White Union soldiers quickly found out during the Peninsula Campaign that the only reliable information they could depend on came from slaves and free blacks. In order to prevent slaves from conversing with Union soldiers slave owners told their chattels that the Northern soldiers would scoop them up and sell them to Cuba, or that Union soldiers had one eye like a cyclops and horns on their heads. The efforts to terrify slaves most often fell on deaf ears though as slaves reasoned if owners did not want them talking to the enemy then the enemy must indeed be their friends. Slaves knew the back roads and the waterways like no others and the Union army used this information to move their troops up the Peninsula. Brasher even posits that Gen. Winfield Scott Hancock earned his sobriquet "Superb" at the Battle of Williamsburg due to information gained from a slave that helped him find an obscure path that led to the Confederate flank.
Brasher makes a point to say that if indeed McClellan had captured Richmond to cap off the campaign then the war would have probably ended with slavery intact, and that it was only through the repulse of the Army of the Potomac that made Congress, and finally Lincoln, realize that emancipation was a necessary war measure. I have a minor quibble with this point. In my opinion if Richmond had fallen to McClellan in the summer of 1862 the Confederates would have moved the capital to another city and would have continued to fight on.
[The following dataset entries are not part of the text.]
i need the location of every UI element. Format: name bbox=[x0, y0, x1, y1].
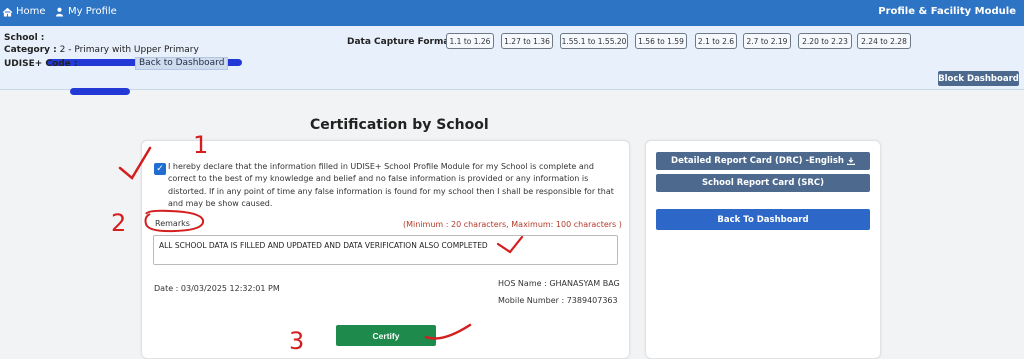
data-capture-format-label: Data Capture Format : bbox=[347, 37, 461, 47]
remarks-textarea[interactable]: ALL SCHOOL DATA IS FILLED AND UPDATED AN… bbox=[153, 235, 618, 265]
redaction-scribble bbox=[70, 88, 130, 95]
page-title: Certification by School bbox=[310, 117, 489, 133]
module-title: Profile & Facility Module bbox=[878, 6, 1016, 17]
format-button[interactable]: 2.1 to 2.6 bbox=[695, 33, 737, 49]
remarks-hint: (Minimum : 20 characters, Maximum: 100 c… bbox=[403, 220, 622, 229]
certify-button[interactable]: Certify bbox=[336, 325, 436, 346]
drc-download-button[interactable]: Detailed Report Card (DRC) -English bbox=[656, 152, 870, 170]
nav-my-profile-label: My Profile bbox=[68, 6, 117, 17]
certification-date: Date : 03/03/2025 12:32:01 PM bbox=[154, 284, 280, 293]
hos-name: HOS Name : GHANASYAM BAG bbox=[498, 279, 620, 288]
format-button[interactable]: 1.27 to 1.36 bbox=[501, 33, 553, 49]
block-dashboard-button[interactable]: Block Dashboard bbox=[938, 71, 1019, 86]
declaration-checkbox[interactable]: ✓ bbox=[154, 163, 166, 175]
udise-line: UDISE+ Code : bbox=[4, 59, 78, 69]
school-line: School : bbox=[4, 33, 44, 43]
annotation-number-2: 2 bbox=[111, 209, 127, 237]
remarks-label: Remarks bbox=[155, 219, 190, 228]
back-to-dashboard-link[interactable]: Back to Dashboard bbox=[135, 57, 229, 70]
nav-home[interactable]: Home bbox=[2, 6, 46, 17]
report-card-panel bbox=[645, 140, 881, 359]
src-button[interactable]: School Report Card (SRC) bbox=[656, 174, 870, 192]
top-nav-bar: Home My Profile Profile & Facility Modul… bbox=[0, 0, 1024, 26]
category-value: 2 - Primary with Upper Primary bbox=[59, 45, 199, 55]
annotation-number-1: 1 bbox=[193, 131, 209, 159]
school-label: School : bbox=[4, 33, 45, 43]
download-icon bbox=[846, 157, 855, 165]
user-icon bbox=[55, 7, 64, 17]
format-button[interactable]: 1.55.1 to 1.55.20 bbox=[560, 33, 628, 49]
format-button[interactable]: 2.7 to 2.19 bbox=[743, 33, 791, 49]
format-button[interactable]: 1.56 to 1.59 bbox=[635, 33, 687, 49]
drc-label: Detailed Report Card (DRC) -English bbox=[671, 156, 844, 166]
declaration-text: I hereby declare that the information fi… bbox=[168, 162, 614, 208]
back-to-dashboard-button[interactable]: Back To Dashboard bbox=[656, 209, 870, 230]
nav-home-label: Home bbox=[16, 6, 46, 17]
category-label: Category : bbox=[4, 45, 57, 55]
annotation-number-3: 3 bbox=[289, 327, 305, 355]
category-line: Category : 2 - Primary with Upper Primar… bbox=[4, 45, 199, 55]
format-button[interactable]: 2.24 to 2.28 bbox=[857, 33, 911, 49]
nav-my-profile[interactable]: My Profile bbox=[54, 6, 117, 17]
mobile-number: Mobile Number : 7389407363 bbox=[498, 296, 618, 305]
udise-label: UDISE+ Code : bbox=[4, 59, 78, 69]
home-icon bbox=[2, 7, 13, 17]
format-button[interactable]: 2.20 to 2.23 bbox=[798, 33, 852, 49]
format-button[interactable]: 1.1 to 1.26 bbox=[446, 33, 494, 49]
There was simply still too much to lose that early in the war for the Confederates to surrender with the loss of the capital city.
To me, The Peninsula Campaign and the Necessity of Emancipation is required reading for those who need evidence that whether or not Lincoln said it or believed it at that point, the end of slavery and the perpetuation of the Union was one in the same. On a scale of 1 to 5, I give it a full 5.